Meduza’s correspondent arranged for a demonstration of 100 people “ready to use force” for 200,000 rubles ($3,140) — far less than what many sources said it would cost (probably because there was no request for any specific violent acts).
Political strategists in Moscow and St. Petersburg told Meduza that demonstrations involving the use of brute force typically cost between 30,000 and 50,000 rubles ($470 and $785) per person, with half or more of the money going to organizers and just a fraction reaching the actual thugs.
Those who recruit young men for these “actions” often dispatch them from one city to another, to make it harder for locals to identify them, sources told Meduza.
Mikhail Ochkin, a political strategist who’s worked with ultra-right organizations and heads the “National Conservative Movement” (and who tried to disrupt an LGBTQ film festival this July), says he was approached by representatives of Igor Altushkin, the head of the “Russian Copper Company,” which co-sponsored the construction of a cathedral in Yekaterinburg earlier this year that led to mass protests (because locals didn’t want to lose one of the city’s few remaining public parks). Ochkin says he urged Altushkin’s people to seek a compromise with demonstrators, but they “went another way” and supposedly hired “ultra-religious athletes” from the Forty Times Forty movement.
Yekaterinburg isn’t Russia’s only city to flirt with hired thugs, of course. Six sources, including some with ties to City Hall and the police, told Meduza that the Moscow Mayor’s Office tried to recruit some of the city’s “patriotic associations” for a new anti-opposition youth organization modeled on the once prominent pro-Kremlin group “Nashi.”

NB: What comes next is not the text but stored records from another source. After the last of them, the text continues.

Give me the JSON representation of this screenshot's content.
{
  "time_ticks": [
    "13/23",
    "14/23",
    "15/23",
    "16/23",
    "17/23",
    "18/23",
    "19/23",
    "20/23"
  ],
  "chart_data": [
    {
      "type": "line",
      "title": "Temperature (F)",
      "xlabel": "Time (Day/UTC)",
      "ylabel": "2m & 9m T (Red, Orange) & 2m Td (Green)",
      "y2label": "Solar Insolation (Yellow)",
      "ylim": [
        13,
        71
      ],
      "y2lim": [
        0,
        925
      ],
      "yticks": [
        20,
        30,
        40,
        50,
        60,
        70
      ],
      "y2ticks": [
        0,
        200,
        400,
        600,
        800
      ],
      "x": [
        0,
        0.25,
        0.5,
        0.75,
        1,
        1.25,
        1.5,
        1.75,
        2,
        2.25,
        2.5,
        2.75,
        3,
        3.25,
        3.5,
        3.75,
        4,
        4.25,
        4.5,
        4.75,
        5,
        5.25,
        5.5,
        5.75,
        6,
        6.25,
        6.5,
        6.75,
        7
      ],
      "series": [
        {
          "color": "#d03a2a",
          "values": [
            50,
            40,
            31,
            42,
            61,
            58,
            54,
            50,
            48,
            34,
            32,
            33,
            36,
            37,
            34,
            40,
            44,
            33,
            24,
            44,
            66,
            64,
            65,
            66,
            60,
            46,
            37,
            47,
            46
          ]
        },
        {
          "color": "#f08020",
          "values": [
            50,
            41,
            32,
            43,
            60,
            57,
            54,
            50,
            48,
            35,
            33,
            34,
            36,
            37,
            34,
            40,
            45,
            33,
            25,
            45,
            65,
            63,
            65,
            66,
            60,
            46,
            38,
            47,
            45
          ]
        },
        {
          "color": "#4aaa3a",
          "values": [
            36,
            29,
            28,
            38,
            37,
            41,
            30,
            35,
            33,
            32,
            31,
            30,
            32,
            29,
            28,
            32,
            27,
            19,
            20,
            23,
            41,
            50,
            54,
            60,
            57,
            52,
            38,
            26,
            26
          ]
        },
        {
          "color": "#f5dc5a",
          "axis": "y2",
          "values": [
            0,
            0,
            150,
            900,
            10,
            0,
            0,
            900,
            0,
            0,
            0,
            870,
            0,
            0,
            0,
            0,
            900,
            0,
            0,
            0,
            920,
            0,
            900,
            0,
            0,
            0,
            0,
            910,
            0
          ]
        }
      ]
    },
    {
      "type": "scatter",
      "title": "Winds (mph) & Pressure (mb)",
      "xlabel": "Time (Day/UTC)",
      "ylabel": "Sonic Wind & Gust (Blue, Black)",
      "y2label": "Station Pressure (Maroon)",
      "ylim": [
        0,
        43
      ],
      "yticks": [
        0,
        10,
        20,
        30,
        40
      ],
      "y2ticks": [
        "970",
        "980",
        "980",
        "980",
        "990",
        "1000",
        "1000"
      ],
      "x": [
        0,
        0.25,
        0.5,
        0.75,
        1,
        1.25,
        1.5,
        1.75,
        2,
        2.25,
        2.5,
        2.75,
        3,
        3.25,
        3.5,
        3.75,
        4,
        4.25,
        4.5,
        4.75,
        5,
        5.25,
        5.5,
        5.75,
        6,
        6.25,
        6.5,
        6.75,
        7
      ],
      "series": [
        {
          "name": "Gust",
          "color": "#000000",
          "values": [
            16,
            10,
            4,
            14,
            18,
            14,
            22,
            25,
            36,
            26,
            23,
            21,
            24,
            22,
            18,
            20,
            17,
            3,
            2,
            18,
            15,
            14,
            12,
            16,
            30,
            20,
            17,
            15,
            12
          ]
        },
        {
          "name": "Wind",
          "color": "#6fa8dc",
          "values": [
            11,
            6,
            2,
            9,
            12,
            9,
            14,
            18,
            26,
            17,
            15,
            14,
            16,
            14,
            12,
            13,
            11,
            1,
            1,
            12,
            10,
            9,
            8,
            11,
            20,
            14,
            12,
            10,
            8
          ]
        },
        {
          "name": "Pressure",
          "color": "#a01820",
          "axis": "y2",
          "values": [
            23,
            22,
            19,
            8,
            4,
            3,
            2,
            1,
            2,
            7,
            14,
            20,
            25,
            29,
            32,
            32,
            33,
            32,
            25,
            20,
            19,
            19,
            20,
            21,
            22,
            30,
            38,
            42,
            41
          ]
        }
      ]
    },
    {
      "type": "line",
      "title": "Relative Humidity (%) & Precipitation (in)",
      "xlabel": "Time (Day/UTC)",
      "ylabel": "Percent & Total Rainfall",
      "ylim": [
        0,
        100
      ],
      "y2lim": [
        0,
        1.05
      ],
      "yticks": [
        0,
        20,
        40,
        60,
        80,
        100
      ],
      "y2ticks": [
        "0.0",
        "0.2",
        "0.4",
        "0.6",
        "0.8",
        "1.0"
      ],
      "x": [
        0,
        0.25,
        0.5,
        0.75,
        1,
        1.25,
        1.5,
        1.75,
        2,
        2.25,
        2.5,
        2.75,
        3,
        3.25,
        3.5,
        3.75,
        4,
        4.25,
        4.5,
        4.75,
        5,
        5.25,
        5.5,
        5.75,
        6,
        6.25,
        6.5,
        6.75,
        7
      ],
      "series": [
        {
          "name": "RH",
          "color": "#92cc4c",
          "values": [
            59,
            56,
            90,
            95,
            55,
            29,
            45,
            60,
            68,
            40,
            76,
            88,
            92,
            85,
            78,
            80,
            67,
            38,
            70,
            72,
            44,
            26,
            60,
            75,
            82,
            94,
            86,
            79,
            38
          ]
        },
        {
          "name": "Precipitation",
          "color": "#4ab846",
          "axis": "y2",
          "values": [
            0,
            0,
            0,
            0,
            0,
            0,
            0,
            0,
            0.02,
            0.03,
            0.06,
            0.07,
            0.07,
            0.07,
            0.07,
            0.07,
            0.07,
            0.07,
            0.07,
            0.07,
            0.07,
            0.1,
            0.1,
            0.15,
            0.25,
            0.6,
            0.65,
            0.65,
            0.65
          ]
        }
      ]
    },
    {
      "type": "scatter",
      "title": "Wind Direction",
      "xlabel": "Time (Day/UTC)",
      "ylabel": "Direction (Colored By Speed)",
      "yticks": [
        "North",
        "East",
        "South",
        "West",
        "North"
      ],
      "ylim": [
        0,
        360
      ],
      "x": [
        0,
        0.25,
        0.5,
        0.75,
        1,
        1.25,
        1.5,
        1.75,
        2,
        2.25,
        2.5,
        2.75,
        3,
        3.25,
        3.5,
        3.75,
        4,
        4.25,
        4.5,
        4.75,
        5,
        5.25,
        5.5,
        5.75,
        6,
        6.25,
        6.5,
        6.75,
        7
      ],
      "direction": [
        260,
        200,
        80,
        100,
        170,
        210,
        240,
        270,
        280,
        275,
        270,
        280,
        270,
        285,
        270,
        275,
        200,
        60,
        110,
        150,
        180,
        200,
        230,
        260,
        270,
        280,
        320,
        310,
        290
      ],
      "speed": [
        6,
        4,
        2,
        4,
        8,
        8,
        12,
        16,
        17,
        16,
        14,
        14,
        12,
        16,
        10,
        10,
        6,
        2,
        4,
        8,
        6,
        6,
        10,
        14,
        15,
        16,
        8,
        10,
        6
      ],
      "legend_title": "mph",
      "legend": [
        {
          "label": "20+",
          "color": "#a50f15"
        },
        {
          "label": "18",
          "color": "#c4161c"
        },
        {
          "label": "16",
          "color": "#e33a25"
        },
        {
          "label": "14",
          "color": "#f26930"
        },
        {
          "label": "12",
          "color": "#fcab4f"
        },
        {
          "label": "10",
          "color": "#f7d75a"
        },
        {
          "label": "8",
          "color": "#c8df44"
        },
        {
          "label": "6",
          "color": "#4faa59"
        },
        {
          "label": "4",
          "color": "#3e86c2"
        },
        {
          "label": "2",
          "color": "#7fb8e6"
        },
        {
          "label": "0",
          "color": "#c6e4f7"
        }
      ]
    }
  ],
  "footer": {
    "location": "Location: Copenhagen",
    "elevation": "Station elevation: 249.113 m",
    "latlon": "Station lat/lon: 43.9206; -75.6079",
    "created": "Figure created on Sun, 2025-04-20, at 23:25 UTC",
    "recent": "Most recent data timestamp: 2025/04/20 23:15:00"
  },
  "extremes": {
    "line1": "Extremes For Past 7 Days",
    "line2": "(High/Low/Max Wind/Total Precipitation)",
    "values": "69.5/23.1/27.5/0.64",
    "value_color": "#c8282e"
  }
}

Nashi used to be considered a radical organization, but the political strategists who cut their teeth fighting in eastern Ukraine are even more comfortable with the use of force, sources told Meduza. One man who worked in the Donbas, having started his career as a strategist in South Ossetia during the 2008 war, describes his attitude about acts of political violence in the following terms: “We’re not political strategists working with the enforcers. We are the enforcers.”